Onderstaande tekst is van de hand van Timothy Radcliffe, algemeen overste van de Dominicanen. Het is het voorwoord bij de Engelse vertaling van Borgmans cahier die verscheen bij Continuum Books (Londen, New York).

This book is a highly attractive and stimulating exposition of Dominican Spirituality by Eric Borgman, a Dutch Lay Dominican. The central intuition of the book is that Dominican Spirituality is founded on the encounter of God in all of human experience. Dominic's mission, in the early thirteenth century, was born in opposition to Catharism, which maintained that God was remote from us and that there was a fundamental opposition between the divine and this material world. But for Dominic it is here, in our lives, with all their creativity and goodness, their mess and confusion, that God is to be found. Our mission as preachers pushes us 'to enter the unrest of the street and the inn, politics and journalism, welfare, teaching and science, in the belief that the holy, the traces of the Holy, are to be found there.' Even in the most difficult situations, when all is dark, God is waiting to be discovered. 'If Dominican spirituality has a core, then it could be said to be this insight into the unexpected and unheard of nearness of God'. This is the good news that the Order of Preachers was founded to preach and the source of the happiness of the preacher.

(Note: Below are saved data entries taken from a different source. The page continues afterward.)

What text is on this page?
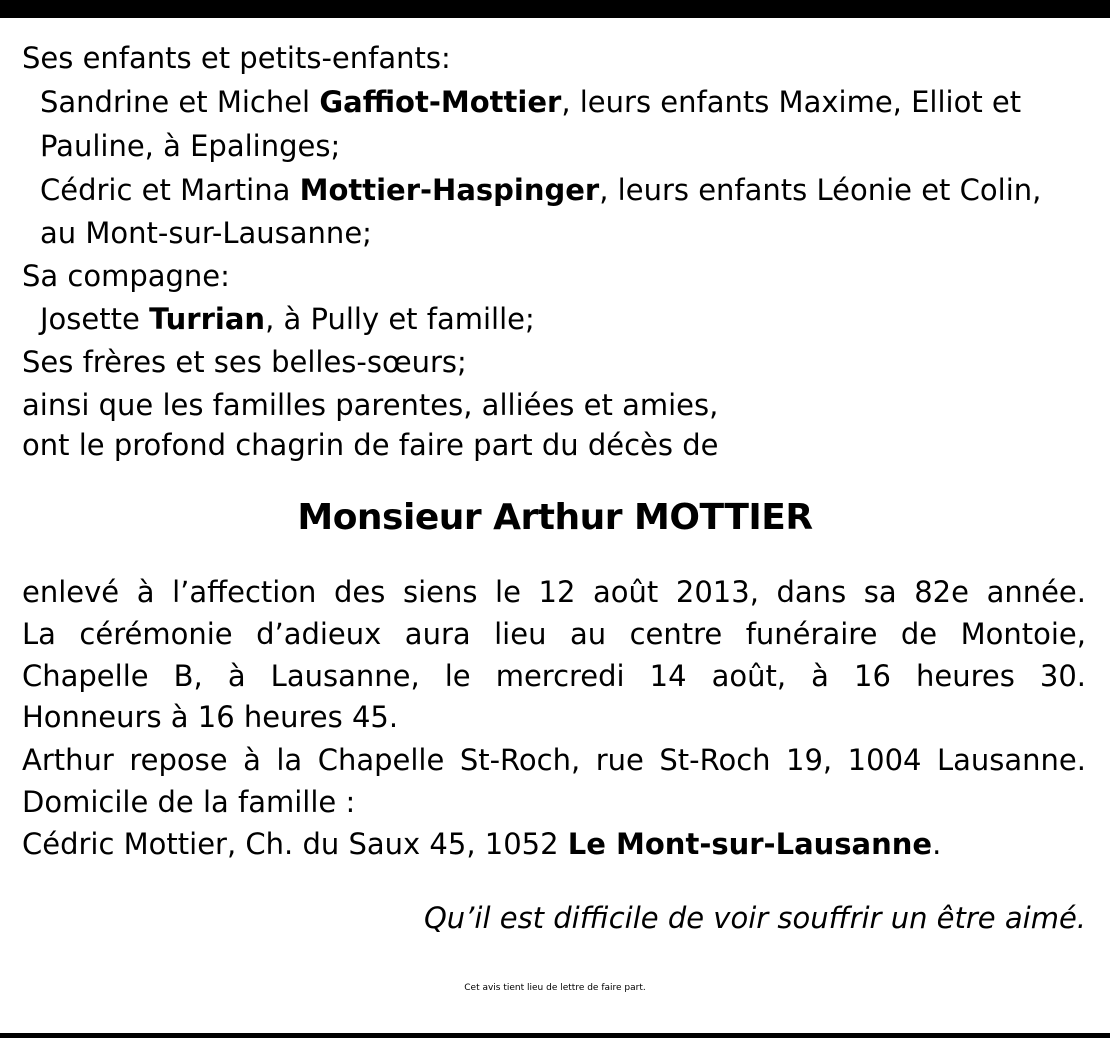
Ses enfants et petits-enfants:
Sandrine et Michel Gaffiot-Mottier, leurs enfants Maxime, Elliot et
Pauline, à Epalinges;
Cédric et Martina Mottier-Haspinger, leurs enfants Léonie et Colin,
au Mont-sur-Lausanne;
Sa compagne:
Josette Turrian, à Pully et famille;
Ses frères et ses belles-sœurs;
ainsi que les familles parentes, alliées et amies,
ont le profond chagrin de faire part du décès de
Monsieur Arthur MOTTIER
enlevé à l’affection des siens le 12 août 2013, dans sa 82e année.
La cérémonie d’adieux aura lieu au centre funéraire de Montoie,
Chapelle B, à Lausanne, le mercredi 14 août, à 16 heures 30.
Honneurs à 16 heures 45.
Arthur repose à la Chapelle St-Roch, rue St-Roch 19, 1004 Lausanne.
Domicile de la famille :
Cédric Mottier, Ch. du Saux 45, 1052 Le Mont-sur-Lausanne.
Qu’il est difficile de voir souffrir un être aimé.
Cet avis tient lieu de lettre de faire part.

This belief that God is there in our lives waiting to be discovered is fundamental to his most attractive presentation of the Dominican tradition of prayer and contemplation. Contemplation is not the discovery of God through retreat from the world, though sometimes we need such moments. It is opening our eyes to discover God waiting for us in the most unpromising situations. The discipline of the contemplative life liberates us from the banal and trivial way of looking at things and at each other which is characteristic of the world of consumerism. We learn to see properly, to see in the dark, and above all to see compassionately, as God sees us. The contemplative must dare to be vulnerable to the pain and suffering of this world and  'to allow oneself to be touched by what happens to one and the world around, in the belief that in this way one comes upon the traces of the God of salvation and liberation'. 

This contemplative gaze is also the fruit of study and reflection, of acquiring a 'thinking heart' in the words of the Jewish writer Etty Hillesum, who died in Auschwitz in 1943. Borgman's understanding of Dominican spirituality is summed up in the superb image of a radio antenna, which broadcasts what it receives. Dominican spirituality, he maintains, is developing that receptivity to the presence of God which is source of all our preaching.

Given the fundamental stress that Borgman places on finding the traces of God in our contemporary lives, then it is not surprising that his interpretation of Dominican spirituality is strongly marked by the context in which he writes, that of the Dutch Church today. In Holland religious life, in the classic sense, is undergoing a greater crisis than anywhere else in the world. The most flourishing branch of the Order is the Lay Dominicans, which is enjoying a marvellous renaissance. This is reflected in his view that Dominican spirituality finds its pre-eminent expression in the life of lay people. In most parts of the world, all the branches of the Order - the friars, nuns and sisters - are blessed with vocations and vitality, which might lead one to stress other aspects of our spirituality. But it is also part of Dominican spirituality to delight in discovering that we do not always agree, as he disagrees with me in one chapter of this book. Argument in the pursuit of truth is part of our Dominican life. He writes that 'being a true Dominican consists first and foremost in becoming part of the company of seekers and questioners, so as in this way, with the help of human reason and building on the Christian tradition, to find something of an answer'.